The key to apple butter is developing flavor. Using more than one kind of apple (between 2-4 different types) helps build in those layers. Sweeter or tarter apples are great for apple butter, but it doesn’t hurt to throw one more mild variety in with them. Since apples are already full of so much natural sugar, I’m light-handed adding much processed sugar. This year I’ve been opting for Stevia over traditional sugar to lighten things up a tad. One thing to keep in mind is that apple butter can get very sweet, very quickly, so it never hurts to start out easy with the sugar/sweeteners and add more if needed as you go.
- 6lbs apples, peeled, cored and finely chopped
- 1-2 Cups Stevia sweetener
- 1 and 1/4 Teaspoon cinnamon
- 1/2 Teaspoon nutmeg
- 1/2 Teaspoon ground cloves
- 1/4 Teaspoon allspice
- 1/4 Teaspoon salt
Put apples into a large mixing bowl and set aside. Mix Stevia and all seasonings together in a separate bowl and then pour the mixture over the apples, stirring everything together to coat the apples. Put your apples into your crock pot and cook on high for an hour (stirring now and then), then switch temperature to a low heat and allow the apples to cook 10-11 hours. Remove crock pot lid and allow to cook another hour. For a smoother consistency, I like to puree my apple butter when it’s finished. Keep refrigerated in an airtight container. (This stuff also freezes quite well if you’re making a big batch at once.)
There are a couple things that can go awry with apple butter. If your apple butter comes out a little wonky, fear not. We got into this together, we can get out of it together.
Step one: Don’t panic. We can work with this. There are a few things you can add in your apple butter to bring up the acidity levels to help mellow it back out.
- Zest or juice from a lemon (add it gradually, stirring and tasting to make sure you don’t add so much that it starts becoming tart).
- Vinegar, starting with 1/4 cup. If you think it needs a little more mellowing out, add an additional cap full at a time, mixing and tasting as you go.
- More apple butter. If you’re planning to make a larger quantity of apple butter, you can make an additional batch without much (or any) added sweeteners and then just mix it together with your first batch to balance out the sweetness.
This is an easy fix.

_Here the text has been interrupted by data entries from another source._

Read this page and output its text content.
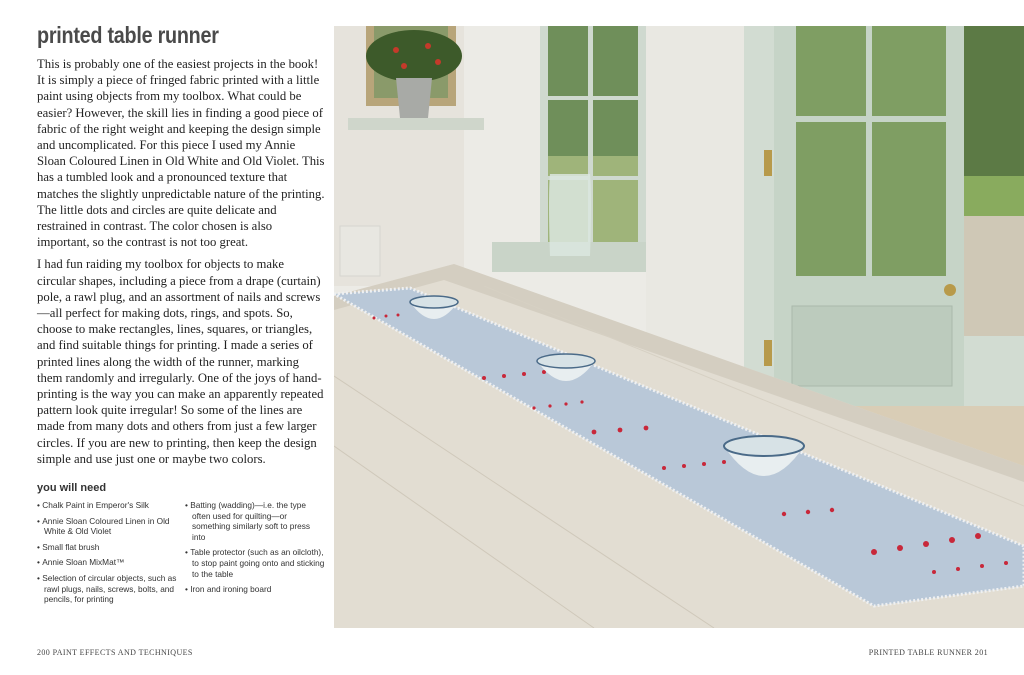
printed table runner

This is probably one of the easiest projects in the book! It is simply a piece of fringed fabric printed with a little paint using objects from my toolbox. What could be easier? However, the skill lies in finding a good piece of fabric of the right weight and keeping the design simple and uncomplicated. For this piece I used my Annie Sloan Coloured Linen in Old White and Old Violet. This has a tumbled look and a pronounced texture that matches the slightly unpredictable nature of the printing. The little dots and circles are quite delicate and restrained in contrast. The color chosen is also important, so the contrast is not too great.

I had fun raiding my toolbox for objects to make circular shapes, including a piece from a drape (curtain) pole, a rawl plug, and an assortment of nails and screws—all perfect for making dots, rings, and spots. So, choose to make rectangles, lines, squares, or triangles, and find suitable things for printing. I made a series of printed lines along the width of the runner, marking them randomly and irregularly. One of the joys of hand-printing is the way you can make an apparently repeated pattern look quite irregular! So some of the lines are made from many dots and others from just a few larger circles. If you are new to printing, then keep the design simple and use just one or maybe two colors.

you will need
• Chalk Paint in Emperor's Silk
• Annie Sloan Coloured Linen in Old White & Old Violet
• Small flat brush
• Annie Sloan MixMat™
• Selection of circular objects, such as rawl plugs, nails, screws, bolts, and pencils, for printing
• Batting (wadding)—i.e. the type often used for quilting—or something similarly soft to press into
• Table protector (such as an oilcloth), to stop paint going onto and sticking to the table
• Iron and ironing board
200 PAINT EFFECTS AND TECHNIQUES	PRINTED TABLE RUNNER 201
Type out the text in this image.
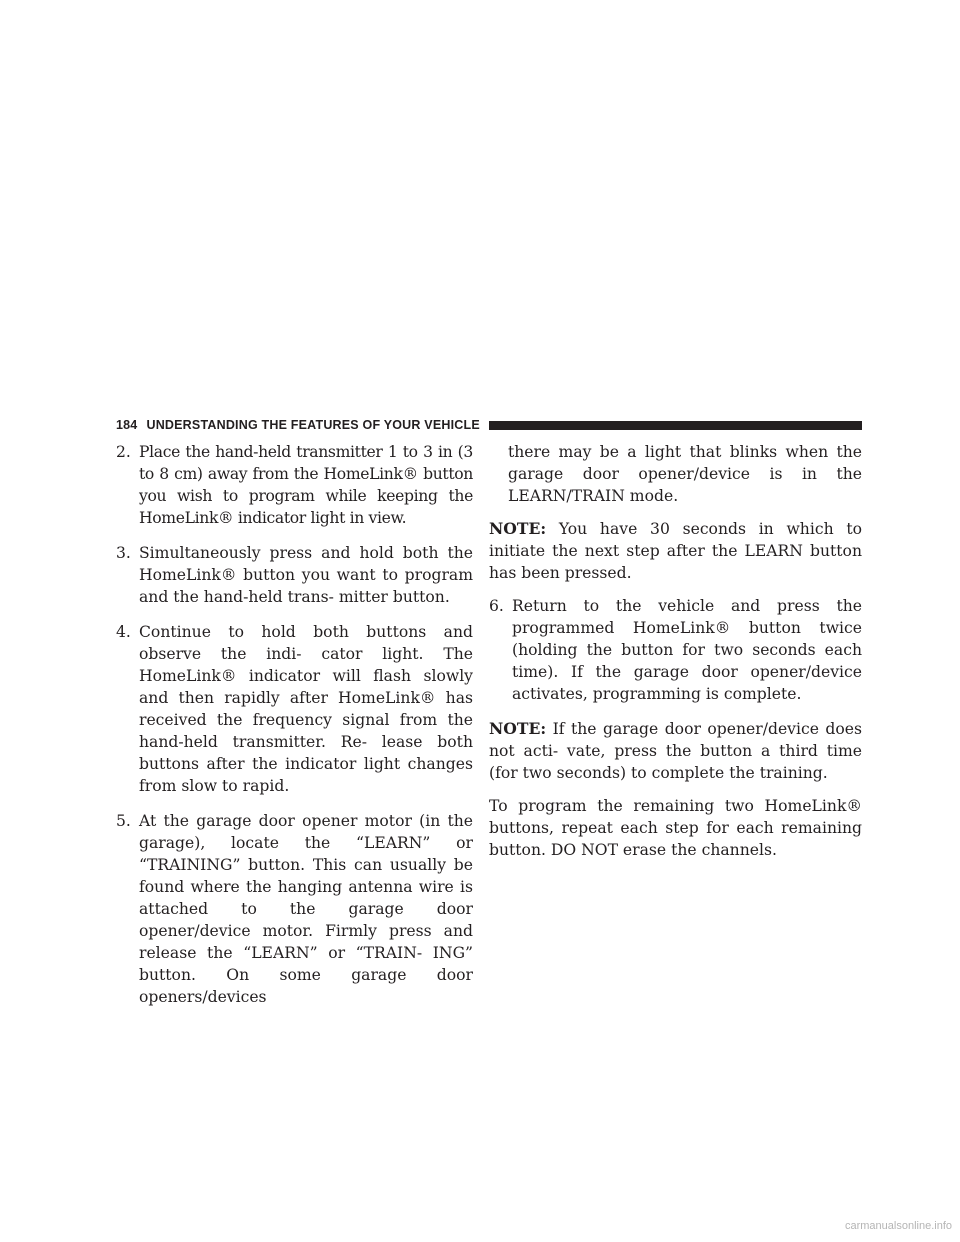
184 UNDERSTANDING THE FEATURES OF YOUR VEHICLE
2. Place the hand-held transmitter 1 to 3 in (3 to 8 cm) away from the HomeLink® button you wish to program while keeping the HomeLink® indicator light in view.
3. Simultaneously press and hold both the HomeLink® button you want to program and the hand-held trans- mitter button.
4. Continue to hold both buttons and observe the indi- cator light. The HomeLink® indicator will flash slowly and then rapidly after HomeLink® has received the frequency signal from the hand-held transmitter. Re- lease both buttons after the indicator light changes from slow to rapid.
5. At the garage door opener motor (in the garage), locate the “LEARN” or “TRAINING” button. This can usually be found where the hanging antenna wire is attached to the garage door opener/device motor. Firmly press and release the “LEARN” or “TRAIN- ING” button. On some garage door openers/devices
there may be a light that blinks when the garage door opener/device is in the LEARN/TRAIN mode.
NOTE: You have 30 seconds in which to initiate the next step after the LEARN button has been pressed.
6. Return to the vehicle and press the programmed HomeLink® button twice (holding the button for two seconds each time). If the garage door opener/device activates, programming is complete.
NOTE: If the garage door opener/device does not acti- vate, press the button a third time (for two seconds) to complete the training.
To program the remaining two HomeLink® buttons, repeat each step for each remaining button. DO NOT erase the channels.
carmanualsonline.info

Just allow it to continue cooking without the lid so the excess liquid can continue evaporating. You can burn apple butter but you really can’t overcook it, so it’s not going to hurt anything to leave it cooking another hour or two if you want to thicken it up.
And there you have it! Six ways and recipes to help you start incorporating apples into your fall routine. Because can anyone really have too many apples in their life?